Although deep learning methods including BiRen were adopted for DEP, they have some problems that should be addressed for the task of TSEP. In the past 5 years, deep learning tools were successfully applied in some areas of biology from genomics and imaging to electronic medical records (Webb, 2018). Particularly, CNN has become a dominating method in various prediction problems, including predicting transcriptional factor binding sites (TFBS) (Alipanahi et al., 2015; Quang and Xie, 2016; Zeng et al., 2016) and predicting chromatin effects of DNA variants (Zhou and Troyanskaya, 2015; Kelley et al., 2016; Liu et al., 2018; Min et al., 2017). However, these successful experiences might not be directly transferred to TSEP by the following dilemma: on the one hand, a given enhancer for one specific tissue might not be activated in another tissue, so it is impossible to make multiple TSEPs only with one deep learning model; on the other hand, if we divide the whole enhancer dataset into multiple tissue-specific enhancer datasets and then build multiple prediction models, the sample size of each tissue is only several hundred or a few thousands, which is far less than the number of parameters (often hundreds of thousands) needed to be trained, suggesting that the built models might take high risks of falling into overfitting.
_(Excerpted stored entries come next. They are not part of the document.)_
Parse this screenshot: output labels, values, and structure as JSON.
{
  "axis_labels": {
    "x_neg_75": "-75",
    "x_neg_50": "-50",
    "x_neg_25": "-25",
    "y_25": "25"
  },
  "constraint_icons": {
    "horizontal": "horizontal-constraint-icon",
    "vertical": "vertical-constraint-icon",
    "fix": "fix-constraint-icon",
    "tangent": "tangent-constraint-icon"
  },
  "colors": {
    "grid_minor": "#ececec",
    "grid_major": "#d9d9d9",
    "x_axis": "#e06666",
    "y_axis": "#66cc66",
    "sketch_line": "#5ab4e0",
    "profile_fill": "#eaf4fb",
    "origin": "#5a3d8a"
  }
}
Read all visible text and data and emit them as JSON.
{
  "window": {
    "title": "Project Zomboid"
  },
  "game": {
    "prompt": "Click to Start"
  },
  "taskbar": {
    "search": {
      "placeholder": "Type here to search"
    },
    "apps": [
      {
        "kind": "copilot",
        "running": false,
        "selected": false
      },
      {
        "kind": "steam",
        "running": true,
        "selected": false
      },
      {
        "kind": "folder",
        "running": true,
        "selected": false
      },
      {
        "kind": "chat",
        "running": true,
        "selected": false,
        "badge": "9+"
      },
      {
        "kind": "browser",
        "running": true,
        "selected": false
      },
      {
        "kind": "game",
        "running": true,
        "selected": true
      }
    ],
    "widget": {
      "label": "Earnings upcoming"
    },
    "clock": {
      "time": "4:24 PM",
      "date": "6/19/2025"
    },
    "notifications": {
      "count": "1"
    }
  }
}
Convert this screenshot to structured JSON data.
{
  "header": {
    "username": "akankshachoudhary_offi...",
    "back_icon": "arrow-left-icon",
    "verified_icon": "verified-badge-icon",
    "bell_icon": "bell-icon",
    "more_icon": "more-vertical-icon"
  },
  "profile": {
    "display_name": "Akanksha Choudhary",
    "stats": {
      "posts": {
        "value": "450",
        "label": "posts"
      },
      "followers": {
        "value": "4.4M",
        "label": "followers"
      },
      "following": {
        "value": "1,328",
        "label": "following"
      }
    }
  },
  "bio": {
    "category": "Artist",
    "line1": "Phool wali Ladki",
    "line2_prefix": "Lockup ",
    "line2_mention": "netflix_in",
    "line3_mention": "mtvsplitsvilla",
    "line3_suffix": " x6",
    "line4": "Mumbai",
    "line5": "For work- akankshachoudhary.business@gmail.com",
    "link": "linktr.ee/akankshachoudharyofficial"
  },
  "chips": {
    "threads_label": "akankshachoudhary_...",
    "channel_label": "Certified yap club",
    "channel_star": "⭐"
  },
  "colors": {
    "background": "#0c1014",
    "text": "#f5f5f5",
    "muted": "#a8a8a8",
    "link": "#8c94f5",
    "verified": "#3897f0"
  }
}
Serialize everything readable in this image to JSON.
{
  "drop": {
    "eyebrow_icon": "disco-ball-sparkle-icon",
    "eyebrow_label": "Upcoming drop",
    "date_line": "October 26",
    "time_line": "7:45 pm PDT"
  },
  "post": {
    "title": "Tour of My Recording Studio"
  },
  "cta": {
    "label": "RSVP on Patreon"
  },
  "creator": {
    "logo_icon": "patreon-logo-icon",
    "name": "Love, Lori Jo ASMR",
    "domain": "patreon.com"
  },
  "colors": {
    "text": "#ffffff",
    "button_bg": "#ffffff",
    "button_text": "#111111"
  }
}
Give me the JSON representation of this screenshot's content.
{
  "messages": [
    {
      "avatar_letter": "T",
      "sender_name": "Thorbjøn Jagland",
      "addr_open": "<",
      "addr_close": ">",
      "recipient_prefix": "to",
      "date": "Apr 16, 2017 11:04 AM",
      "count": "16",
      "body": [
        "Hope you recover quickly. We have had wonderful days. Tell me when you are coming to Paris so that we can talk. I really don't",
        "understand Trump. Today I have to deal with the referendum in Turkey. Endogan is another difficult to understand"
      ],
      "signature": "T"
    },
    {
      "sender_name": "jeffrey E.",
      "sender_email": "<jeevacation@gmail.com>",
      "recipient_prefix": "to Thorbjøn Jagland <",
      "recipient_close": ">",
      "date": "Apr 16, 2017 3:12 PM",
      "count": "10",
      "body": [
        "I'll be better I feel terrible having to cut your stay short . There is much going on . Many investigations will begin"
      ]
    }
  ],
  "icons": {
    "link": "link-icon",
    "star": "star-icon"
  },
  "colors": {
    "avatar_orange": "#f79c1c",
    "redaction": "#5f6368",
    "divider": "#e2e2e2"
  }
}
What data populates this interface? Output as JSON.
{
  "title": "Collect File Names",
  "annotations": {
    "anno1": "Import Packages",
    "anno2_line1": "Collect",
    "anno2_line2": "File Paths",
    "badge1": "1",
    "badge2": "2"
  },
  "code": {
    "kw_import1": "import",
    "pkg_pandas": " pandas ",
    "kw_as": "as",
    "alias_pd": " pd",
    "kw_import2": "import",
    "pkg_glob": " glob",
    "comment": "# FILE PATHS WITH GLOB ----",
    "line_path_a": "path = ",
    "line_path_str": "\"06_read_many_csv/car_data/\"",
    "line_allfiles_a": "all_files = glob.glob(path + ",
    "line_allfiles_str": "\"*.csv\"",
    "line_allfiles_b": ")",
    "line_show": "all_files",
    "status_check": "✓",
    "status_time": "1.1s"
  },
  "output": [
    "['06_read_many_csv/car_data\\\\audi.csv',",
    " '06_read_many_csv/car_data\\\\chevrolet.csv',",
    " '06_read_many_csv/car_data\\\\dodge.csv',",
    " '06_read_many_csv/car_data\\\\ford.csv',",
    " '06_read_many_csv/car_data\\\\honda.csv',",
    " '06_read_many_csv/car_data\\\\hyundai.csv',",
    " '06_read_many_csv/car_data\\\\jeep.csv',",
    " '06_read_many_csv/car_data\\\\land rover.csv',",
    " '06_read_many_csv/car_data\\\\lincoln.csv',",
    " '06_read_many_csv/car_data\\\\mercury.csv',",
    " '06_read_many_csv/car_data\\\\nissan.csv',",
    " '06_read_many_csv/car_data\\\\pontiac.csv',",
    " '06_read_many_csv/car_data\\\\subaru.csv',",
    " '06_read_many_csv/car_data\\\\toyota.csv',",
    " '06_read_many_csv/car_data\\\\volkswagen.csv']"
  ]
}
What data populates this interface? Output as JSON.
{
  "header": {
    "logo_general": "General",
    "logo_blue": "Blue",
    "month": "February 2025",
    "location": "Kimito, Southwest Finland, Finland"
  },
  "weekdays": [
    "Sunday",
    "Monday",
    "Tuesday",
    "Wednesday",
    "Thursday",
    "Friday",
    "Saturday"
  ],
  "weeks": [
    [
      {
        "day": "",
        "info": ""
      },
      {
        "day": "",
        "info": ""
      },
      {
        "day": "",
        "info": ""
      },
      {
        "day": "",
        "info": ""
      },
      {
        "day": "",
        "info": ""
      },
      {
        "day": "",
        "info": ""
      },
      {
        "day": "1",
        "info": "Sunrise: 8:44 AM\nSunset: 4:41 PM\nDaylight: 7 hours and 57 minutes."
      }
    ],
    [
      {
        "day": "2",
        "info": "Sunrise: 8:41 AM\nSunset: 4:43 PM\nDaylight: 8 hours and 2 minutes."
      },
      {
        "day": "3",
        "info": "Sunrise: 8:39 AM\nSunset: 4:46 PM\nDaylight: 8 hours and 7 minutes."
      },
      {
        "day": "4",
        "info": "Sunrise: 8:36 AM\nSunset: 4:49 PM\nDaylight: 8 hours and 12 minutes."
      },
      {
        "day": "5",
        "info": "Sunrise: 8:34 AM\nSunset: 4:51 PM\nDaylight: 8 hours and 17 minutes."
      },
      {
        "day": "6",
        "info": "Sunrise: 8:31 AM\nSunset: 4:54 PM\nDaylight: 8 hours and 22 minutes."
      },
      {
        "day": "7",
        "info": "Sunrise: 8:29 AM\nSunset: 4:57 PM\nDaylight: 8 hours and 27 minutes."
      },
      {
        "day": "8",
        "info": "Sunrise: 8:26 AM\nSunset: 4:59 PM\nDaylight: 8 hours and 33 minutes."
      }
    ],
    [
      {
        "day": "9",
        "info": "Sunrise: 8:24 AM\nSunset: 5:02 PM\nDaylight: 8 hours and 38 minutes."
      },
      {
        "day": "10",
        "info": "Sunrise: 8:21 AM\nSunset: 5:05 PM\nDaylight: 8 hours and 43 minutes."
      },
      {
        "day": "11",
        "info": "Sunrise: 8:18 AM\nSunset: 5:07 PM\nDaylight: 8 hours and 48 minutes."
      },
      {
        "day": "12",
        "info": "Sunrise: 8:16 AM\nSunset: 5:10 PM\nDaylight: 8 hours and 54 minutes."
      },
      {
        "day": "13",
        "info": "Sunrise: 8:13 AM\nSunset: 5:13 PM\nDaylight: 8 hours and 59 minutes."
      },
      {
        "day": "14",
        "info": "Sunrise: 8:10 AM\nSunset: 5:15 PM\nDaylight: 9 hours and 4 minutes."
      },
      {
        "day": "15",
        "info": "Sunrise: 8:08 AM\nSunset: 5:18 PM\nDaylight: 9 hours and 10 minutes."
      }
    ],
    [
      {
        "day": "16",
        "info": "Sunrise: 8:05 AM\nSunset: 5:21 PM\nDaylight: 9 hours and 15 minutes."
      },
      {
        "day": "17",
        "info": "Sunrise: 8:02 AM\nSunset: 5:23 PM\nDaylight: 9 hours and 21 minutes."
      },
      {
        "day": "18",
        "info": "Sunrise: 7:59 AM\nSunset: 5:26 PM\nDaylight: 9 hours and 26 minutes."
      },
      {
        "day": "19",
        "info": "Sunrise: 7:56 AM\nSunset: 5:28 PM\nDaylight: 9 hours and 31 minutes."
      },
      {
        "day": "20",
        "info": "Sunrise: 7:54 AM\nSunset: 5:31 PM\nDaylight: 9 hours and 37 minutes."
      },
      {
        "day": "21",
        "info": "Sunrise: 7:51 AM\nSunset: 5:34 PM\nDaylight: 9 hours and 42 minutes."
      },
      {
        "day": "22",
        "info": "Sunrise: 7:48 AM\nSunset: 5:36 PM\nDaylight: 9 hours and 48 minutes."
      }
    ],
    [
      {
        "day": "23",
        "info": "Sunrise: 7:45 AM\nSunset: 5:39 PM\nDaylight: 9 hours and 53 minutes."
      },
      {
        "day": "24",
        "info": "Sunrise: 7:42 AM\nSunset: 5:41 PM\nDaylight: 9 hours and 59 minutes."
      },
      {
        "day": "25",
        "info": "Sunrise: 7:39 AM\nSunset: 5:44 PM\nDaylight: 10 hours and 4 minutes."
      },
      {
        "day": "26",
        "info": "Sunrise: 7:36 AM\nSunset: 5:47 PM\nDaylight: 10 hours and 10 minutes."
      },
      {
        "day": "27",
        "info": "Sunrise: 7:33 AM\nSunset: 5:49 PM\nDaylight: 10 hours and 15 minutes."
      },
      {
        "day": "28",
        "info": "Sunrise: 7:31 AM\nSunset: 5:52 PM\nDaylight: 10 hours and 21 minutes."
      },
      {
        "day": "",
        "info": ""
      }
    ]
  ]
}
Here, we proposed a novel deep learning training strategy named pretraining-retraining strategy (PRS), which is especially appropriate for the task of TSEP. To address the problem of multiple TSEPs, we decomposed the training process into two successive stages: a pretraining stage and a retraining stage. The pretraining stage is designed for learning an appropriate network structure with optimal model hyperparameters of one model by using the whole enhancer data. Subsequently, a retraining stage is adopted only with a given tissue-specific enhancer dataset based on the trained pretraining model, suggesting a novel training pattern of one pretraining model together with multiple retraining models. To address the problem of overfitting, PRS allows all the hyperparameters to learn reasonable values when the pretraining stage is completed. And those reasonable values are good initial values of the retraining process, which enable the retraining model to converge very fast even with limited number of tissue-specific enhancer samples. PRS was tested on FANTOM5 enhancer data and was proven to be a powerful model for TESP.
Materials and Methods
Datasets Preparation
In this work, the FANTOM5 enhancer data was used for performing prediction tasks. FANTOM consortium released a large-scale enhancer dataset that contains 65,423 enhancer activities (measured by TPM (tag per million mapped reads) of their expressions of eRNA) in 1,829 distinct tissues or cell lines in human (Andersson et al., 2014), which was recorded as a matrix E65423×1829 with 65,423 rows and 1,829 columns (http://fantom.gsc.riken.jp/5/datafiles/latest/extra/Enhancers/).
In the pretraining stage, we used the following strategy for constructing a large-scale enhancer dataset: at first, we took a cut-off criterion of TPMmin ≥ 0.08 (presents the minimal nonzero value of TPM across all tissues and cell lines of a given enhancer) to select most active enhancers, leaving only 5386 enhancers passing this criterion. Secondly, we excluded enhancers shorter than 100bp and fixed the enhancer sequence length at 1000bp with 4667 enhancers. Finally, we employed a redundancy reduction procedure CD-HIT (Huang et al., 2010) with a cutoff threshold of 0.8 and 4653 enhancers were remaining as the final positive samples. The length distribution of all 4,653 enhancer positive samples can be found in Supplementary Figure 1. We randomly selected 46,530 DNA sequences with length of 1,000 bp as negative samples from non-enhancer intergenic regions (obtained from the GRCh37 reference genome by excluding exon, intron and known enhancers) to meet a consensus of recent studies (Kleftogiannis et al., 2014; Liu et al., 2016; Yang et al., 2017).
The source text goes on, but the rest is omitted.